Quel est votre plan directeur pour ces cinq prochaines années?
Nous n’avons pas d’objectifs de croissance gravés dans le marbre. Le principal objectif que nous nous sommes fixés est d’ouvrir le modèle Cité Gestion et de le partager avec des personnes que nous apprécions. Nous ferons toujours passer leurs qualités professionnelles, ainsi que relationnelles, avant le volume des encours qu’ils ont en portefeuille.
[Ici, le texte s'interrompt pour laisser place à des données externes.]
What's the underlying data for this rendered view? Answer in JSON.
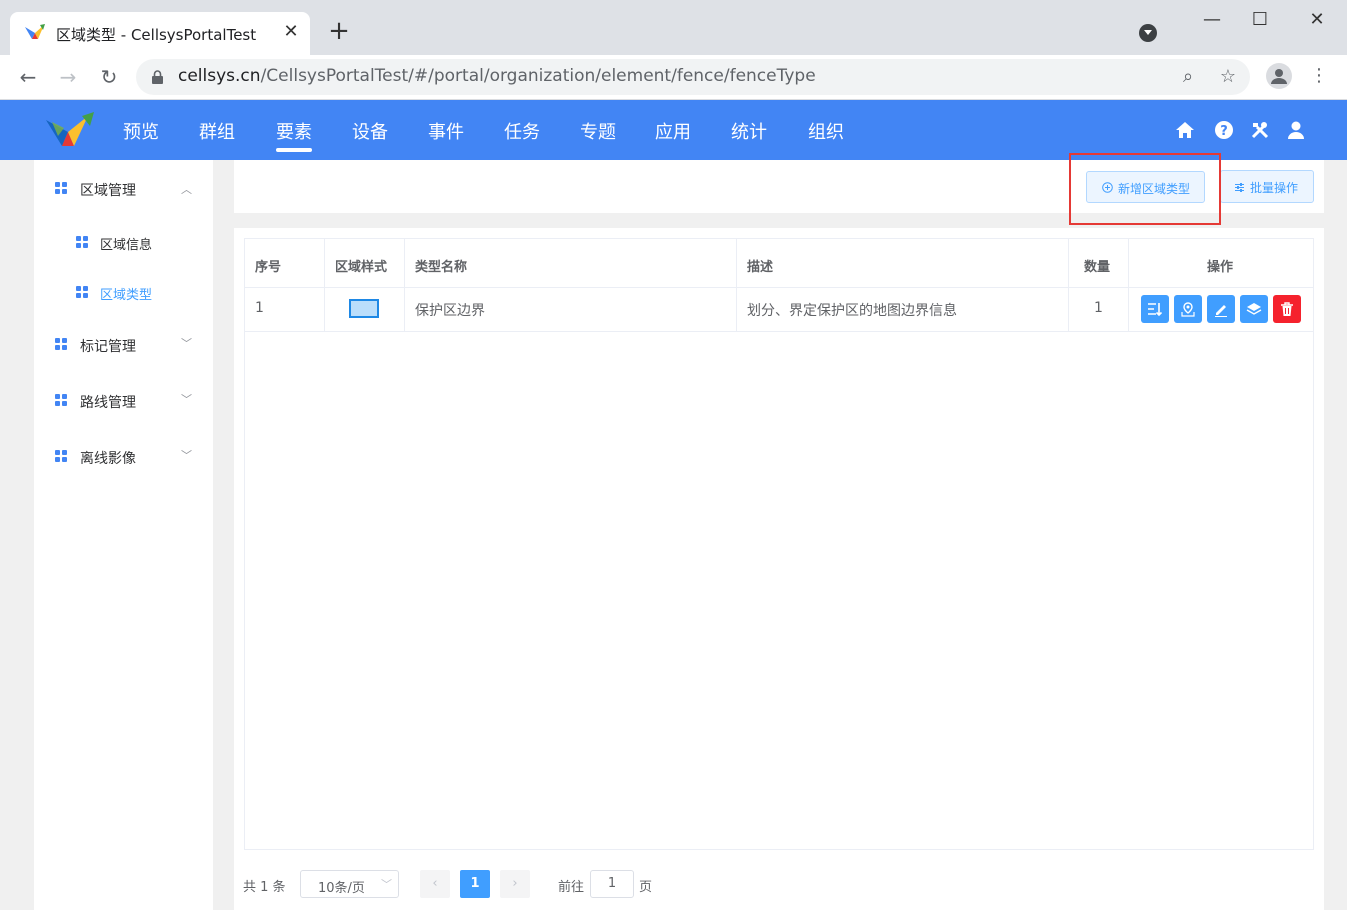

Nous sommes une petite entreprise et, comme je vous l’ai déjà dit, nous tenons à défendre un esprit familial qui n’est pas si facile à maintenir. Il en faut peu pour que les processus s’alourdissent très vite si nous ne sommes pas attentifs.
Ce qui m’amène à un deuxième point, celui de la gestion des risques. C’est un travail de fond que nous menons jour après jour avec la plus grande rigueur pour nous assurer que Cité Gestion et ses clients ne subissent aucun dommage, que ce soit en considérant les conditions à court, moyen ou long terme.

Christophe Utelli a travaillé plus de 20 ans dans l’industrie bancaire. Il a d’abord exercé le métier de consultant stratégique et réglementaire pour des banques et des institutions financières au sein d’Ernst & Young avant de devenir Chief Risk Officer de l’unité Gestion de fortune chez Lombard Odier. Dans ce cadre, il a pris en charge d’importants projets stratégiques dans les domaines du développement d’affaires, de la compliance, du risque et de la réglementation. En parallèle, il a enseigné dans plusieurs instituts européens. Christophe Utelli a rejoint Cité Gestion en 2016 pour prendre en charge la direction des opérations, la direction financière et la gestion des risques. Associé de la structure depuis 2017, il assume également les fonctions de deputy-CEO.